Mesjid Nahroba terlihat sekali banyak  lelaki yang ingin melakukan salat Jumat. Suara kumandang azan menggema semua para lelaki menuju ke mesjid untuk melaksanakan kewajibannya.
“Guruh?  Iyakan?” tanya seorang pemuda.
“Iya, maaf anda siapa?”
“Aku Rahmat. Lama tak jumpa kamu ternyata kamu sudah sebesar ini. Setelah aku keluar dari rumah kost aku sangat rindu denganmu. Sekarang kamu tinggal di mana? Aku mencarimu di rumahmu tapi kamu tidak ada.”
“Iya, lama sekali sudah hampir tujuh tahun. Tinggal di balitrra, ayah sudah meninggal karena kanker otak. Bisnis ayah bangkrut terpaksa menjual rumah kost untuk memenuhi kebutuhan hidup. Rumah sudah dijual buat kesembuhan ayah. Semua kekayaan yang pernah ada kini telah hilang. Rasanya kebahagiaan itu tidak pernah akan aku rasakan lagi, ka.”
“Benarkah?  Astagfirullah aku turut berduka cita atas kepergiaan ayahmu. Aku tahu kamu pasti kuat, Guruh. Disetiap kesulitan pasti ada kemudahan. Guruh, izinkan aku membalas jasa keluargamu. Aku dapat menjadi guru olahraga dan membuka usaha fitness seperti sekarang ini karena bantuan keluargamu. Tahu tidak, demi kuliahku  rela menjual mobil sedan kesayangannya. Dan Ibumu selalu mendoakanku agar dapat mewujudkan mimpiku.Menjadi sukses seperti sekarang inilah yang keluargamu harapkan. Maukah kamu menjadi bagian keluargaku tinggallah bersama kami.”
“Terima kasih,  Ka Rahmat.”  katanya memeluk tubuh Ka Rahmat.
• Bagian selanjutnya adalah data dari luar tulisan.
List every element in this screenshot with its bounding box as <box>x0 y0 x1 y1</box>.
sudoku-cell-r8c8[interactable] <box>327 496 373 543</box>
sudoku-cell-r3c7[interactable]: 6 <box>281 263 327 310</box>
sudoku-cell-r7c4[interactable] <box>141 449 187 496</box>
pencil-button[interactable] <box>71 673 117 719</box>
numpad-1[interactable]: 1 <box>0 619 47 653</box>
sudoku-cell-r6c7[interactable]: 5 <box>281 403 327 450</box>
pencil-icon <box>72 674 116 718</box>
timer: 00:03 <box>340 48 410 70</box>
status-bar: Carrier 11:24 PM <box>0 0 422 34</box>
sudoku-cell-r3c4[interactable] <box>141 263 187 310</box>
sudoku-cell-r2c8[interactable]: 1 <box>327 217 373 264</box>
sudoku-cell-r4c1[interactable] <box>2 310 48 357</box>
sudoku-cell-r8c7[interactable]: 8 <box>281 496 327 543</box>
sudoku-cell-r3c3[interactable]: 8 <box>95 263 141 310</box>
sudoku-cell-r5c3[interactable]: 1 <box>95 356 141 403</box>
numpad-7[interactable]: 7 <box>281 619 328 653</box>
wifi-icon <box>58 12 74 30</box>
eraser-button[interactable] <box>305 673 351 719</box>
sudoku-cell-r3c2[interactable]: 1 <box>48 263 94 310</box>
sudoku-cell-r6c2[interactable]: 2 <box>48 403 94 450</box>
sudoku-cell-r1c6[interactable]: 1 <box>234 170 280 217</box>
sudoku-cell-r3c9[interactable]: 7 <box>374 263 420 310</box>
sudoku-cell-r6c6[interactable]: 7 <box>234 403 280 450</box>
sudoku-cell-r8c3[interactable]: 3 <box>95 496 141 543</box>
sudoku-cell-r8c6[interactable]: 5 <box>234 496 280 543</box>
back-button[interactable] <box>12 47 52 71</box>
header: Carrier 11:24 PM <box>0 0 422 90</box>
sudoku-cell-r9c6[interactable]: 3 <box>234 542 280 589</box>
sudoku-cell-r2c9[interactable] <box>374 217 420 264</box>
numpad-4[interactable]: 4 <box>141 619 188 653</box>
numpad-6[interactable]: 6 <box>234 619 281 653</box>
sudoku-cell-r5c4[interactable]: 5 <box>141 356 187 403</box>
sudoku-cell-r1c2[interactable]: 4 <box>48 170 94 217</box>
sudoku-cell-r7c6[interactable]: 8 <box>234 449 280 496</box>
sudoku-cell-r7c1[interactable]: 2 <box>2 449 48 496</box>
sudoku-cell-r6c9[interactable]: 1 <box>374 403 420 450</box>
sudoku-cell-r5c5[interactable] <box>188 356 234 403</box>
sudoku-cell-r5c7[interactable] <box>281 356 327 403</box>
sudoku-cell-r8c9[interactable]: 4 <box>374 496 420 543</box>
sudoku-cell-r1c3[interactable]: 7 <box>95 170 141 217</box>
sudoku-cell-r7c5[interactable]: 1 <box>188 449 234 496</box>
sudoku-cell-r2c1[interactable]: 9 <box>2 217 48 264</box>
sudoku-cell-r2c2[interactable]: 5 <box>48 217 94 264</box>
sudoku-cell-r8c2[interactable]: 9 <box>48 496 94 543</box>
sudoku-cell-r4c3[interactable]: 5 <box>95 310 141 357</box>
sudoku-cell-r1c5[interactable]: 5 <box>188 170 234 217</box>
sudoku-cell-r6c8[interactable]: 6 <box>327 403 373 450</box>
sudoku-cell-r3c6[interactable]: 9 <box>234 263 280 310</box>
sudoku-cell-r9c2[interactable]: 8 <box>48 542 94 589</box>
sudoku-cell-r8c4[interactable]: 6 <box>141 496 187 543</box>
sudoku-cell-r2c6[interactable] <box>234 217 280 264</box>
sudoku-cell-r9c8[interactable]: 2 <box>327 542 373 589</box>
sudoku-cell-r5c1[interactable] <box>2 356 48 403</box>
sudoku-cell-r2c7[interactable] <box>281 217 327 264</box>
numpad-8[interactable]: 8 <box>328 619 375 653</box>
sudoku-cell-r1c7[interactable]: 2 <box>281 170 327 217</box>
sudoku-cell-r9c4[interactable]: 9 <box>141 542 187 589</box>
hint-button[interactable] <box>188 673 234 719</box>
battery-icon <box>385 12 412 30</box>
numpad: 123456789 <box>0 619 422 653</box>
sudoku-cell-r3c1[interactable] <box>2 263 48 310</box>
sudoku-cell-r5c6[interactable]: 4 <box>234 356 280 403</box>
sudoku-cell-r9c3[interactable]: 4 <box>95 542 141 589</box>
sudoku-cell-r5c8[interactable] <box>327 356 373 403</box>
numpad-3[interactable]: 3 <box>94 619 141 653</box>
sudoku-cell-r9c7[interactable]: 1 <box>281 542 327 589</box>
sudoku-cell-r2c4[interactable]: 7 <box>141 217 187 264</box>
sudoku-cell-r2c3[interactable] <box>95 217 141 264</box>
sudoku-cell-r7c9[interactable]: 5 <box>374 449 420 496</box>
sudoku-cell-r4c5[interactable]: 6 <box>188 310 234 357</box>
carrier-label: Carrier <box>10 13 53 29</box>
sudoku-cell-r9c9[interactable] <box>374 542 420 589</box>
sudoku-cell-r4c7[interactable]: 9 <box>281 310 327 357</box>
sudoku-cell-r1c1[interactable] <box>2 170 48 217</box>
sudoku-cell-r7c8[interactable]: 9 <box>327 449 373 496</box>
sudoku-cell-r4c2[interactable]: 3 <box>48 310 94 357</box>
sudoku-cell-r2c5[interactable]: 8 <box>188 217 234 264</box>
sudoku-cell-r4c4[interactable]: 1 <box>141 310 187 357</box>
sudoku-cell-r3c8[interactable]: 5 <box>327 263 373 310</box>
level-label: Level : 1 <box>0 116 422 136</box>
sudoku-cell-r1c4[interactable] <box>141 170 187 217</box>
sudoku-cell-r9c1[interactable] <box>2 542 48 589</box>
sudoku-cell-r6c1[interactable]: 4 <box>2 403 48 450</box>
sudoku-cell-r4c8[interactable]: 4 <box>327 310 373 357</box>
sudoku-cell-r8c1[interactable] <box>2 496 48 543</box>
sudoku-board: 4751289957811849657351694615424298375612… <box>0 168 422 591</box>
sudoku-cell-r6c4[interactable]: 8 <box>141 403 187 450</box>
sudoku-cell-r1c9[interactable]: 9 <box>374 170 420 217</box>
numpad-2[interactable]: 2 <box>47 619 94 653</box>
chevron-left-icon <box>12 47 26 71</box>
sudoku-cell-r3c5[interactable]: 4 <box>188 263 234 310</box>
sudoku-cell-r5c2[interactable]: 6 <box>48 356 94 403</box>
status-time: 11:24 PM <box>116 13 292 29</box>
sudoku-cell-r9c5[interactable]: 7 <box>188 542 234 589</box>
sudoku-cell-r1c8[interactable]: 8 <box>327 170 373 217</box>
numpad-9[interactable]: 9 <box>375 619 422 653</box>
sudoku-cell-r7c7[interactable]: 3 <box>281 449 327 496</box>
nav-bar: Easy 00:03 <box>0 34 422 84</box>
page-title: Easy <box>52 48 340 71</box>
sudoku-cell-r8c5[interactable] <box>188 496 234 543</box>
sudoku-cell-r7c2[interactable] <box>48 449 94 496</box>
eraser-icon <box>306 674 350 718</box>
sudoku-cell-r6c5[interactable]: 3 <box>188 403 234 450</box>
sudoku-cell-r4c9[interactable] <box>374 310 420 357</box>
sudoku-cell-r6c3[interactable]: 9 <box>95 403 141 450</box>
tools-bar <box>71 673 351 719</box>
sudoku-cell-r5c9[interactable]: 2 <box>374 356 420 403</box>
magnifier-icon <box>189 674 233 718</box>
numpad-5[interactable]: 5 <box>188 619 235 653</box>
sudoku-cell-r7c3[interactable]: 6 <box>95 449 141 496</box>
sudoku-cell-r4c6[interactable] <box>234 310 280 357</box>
                        Ka Rahmat pun membantu Guruh mewujudkan mimpinya mengejar mentari.Guruh memiliki tingkat ketekunan dan keyakinan yang tinggi dalam mimpinya sehingga lima tahun kuliah di Fakultas Kedokteran kini sang pengejar mentari itu menjadi dokter yang bersinar namanya karena kebaikan dan ketulusan hatinya dalam menolong sesama.
                        Kebaikan diri seseorang mungkin hanya dapat dikenang, entah suatu saat nanti akan atau tidak yang pasti Allah selalu membalas kebaikan hambanya melalui jalan-Nya.